OK, if somebody tells me 5 or 10 mm make a difference I'll believe it, but 2.5mm... I think it's a joke.

No answer to this questionKerry
Apr 16, 2003 3:35 PM
It is generally the case that longer cranks make it harder to spin, and high cadence is the best way to minimize knee problems. That said, an extra 5 mm in crank length may only take away 3-5 rpm of spin, so it is not a large effect. Every increment of crank length is about 2-3 rpm. Spinning is more physiologically efficient, all else equal.

You will find no high quality data to support any particular crank length as being better than any other. This is true whether or not you correct for leg length, femur length, etc. What little research has been done on crank length suggests that people adapt to different crank lengths and there is no optimum or formula related to body proportion. On the other hand, you will find lots of anecdotal or low quality data to support all kinds of conclusions, and more theories than you can shake a stick at. A rider's response to changes in crank length is 1) highly individual, 2) dependent on riding style and the event (TT, climbing, crits, track racing, etc.), and 3) most important, highly adaptive. This is why it is so hard to study the effect of crank length.
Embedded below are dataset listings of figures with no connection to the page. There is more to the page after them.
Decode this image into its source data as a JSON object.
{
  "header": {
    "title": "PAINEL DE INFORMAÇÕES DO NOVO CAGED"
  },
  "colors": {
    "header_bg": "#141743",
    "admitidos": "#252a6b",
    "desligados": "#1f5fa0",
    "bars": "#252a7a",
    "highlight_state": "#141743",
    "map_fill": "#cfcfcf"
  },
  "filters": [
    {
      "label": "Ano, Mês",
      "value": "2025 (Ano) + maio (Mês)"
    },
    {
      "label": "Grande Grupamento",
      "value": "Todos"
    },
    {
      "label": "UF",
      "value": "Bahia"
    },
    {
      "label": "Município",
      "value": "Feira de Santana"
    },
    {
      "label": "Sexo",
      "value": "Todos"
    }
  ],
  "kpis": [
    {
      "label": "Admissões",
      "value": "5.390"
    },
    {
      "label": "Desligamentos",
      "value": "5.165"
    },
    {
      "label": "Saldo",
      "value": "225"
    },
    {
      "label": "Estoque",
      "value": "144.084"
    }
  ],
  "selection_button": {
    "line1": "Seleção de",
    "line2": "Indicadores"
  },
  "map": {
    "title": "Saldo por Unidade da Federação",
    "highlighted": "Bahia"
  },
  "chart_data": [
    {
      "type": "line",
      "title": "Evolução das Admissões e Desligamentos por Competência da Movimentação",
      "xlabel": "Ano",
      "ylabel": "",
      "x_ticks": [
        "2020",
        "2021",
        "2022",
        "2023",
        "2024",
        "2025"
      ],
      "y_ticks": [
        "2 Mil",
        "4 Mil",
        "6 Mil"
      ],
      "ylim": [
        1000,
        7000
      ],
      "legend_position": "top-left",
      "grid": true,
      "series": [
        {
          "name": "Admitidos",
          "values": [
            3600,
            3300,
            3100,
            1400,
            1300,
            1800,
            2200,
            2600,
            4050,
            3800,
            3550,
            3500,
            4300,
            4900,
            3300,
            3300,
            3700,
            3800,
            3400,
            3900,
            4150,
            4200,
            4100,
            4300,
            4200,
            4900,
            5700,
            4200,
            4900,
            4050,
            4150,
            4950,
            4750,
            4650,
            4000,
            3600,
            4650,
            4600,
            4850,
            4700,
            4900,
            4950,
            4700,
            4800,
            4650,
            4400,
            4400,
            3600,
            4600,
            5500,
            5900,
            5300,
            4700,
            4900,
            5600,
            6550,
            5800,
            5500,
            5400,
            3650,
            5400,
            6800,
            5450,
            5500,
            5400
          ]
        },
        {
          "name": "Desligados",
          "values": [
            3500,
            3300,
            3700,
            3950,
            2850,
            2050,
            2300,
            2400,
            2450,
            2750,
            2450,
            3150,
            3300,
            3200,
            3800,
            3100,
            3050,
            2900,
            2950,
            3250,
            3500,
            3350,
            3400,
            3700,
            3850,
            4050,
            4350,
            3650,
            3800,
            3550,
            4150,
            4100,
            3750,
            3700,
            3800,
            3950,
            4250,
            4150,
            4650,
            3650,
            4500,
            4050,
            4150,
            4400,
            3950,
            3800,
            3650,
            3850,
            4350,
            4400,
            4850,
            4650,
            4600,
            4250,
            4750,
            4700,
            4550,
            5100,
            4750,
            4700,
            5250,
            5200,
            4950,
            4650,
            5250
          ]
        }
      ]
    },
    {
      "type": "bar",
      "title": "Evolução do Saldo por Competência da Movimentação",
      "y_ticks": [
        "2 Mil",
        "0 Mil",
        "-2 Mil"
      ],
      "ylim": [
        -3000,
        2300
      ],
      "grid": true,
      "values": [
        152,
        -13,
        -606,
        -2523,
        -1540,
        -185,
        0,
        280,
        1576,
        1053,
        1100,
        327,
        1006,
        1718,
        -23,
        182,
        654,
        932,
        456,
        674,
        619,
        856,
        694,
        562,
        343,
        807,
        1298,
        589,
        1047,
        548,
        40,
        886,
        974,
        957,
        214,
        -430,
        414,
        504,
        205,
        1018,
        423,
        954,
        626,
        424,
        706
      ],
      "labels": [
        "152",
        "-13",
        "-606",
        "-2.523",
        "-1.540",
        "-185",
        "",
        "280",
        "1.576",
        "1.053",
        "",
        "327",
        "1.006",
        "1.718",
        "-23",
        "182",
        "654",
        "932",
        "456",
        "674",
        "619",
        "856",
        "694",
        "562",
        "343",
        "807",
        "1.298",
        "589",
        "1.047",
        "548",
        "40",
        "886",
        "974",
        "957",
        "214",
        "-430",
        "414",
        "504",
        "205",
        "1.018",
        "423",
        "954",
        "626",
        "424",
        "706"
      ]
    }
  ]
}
The short answer is: if it feels better and measures faster, do it. If it doesn't feel better but measures faster, maybe you should do it and hope to adapt. And even if it doesn't measure faster, you may adapt and get faster. Simple, eh? NOTE: measures faster means repeat timed distances on different days in different weather, not just "faster on my nightly ride" which can be masked by the effects of weather, fatigue, and the placebo effect of riding on "faster" equipment.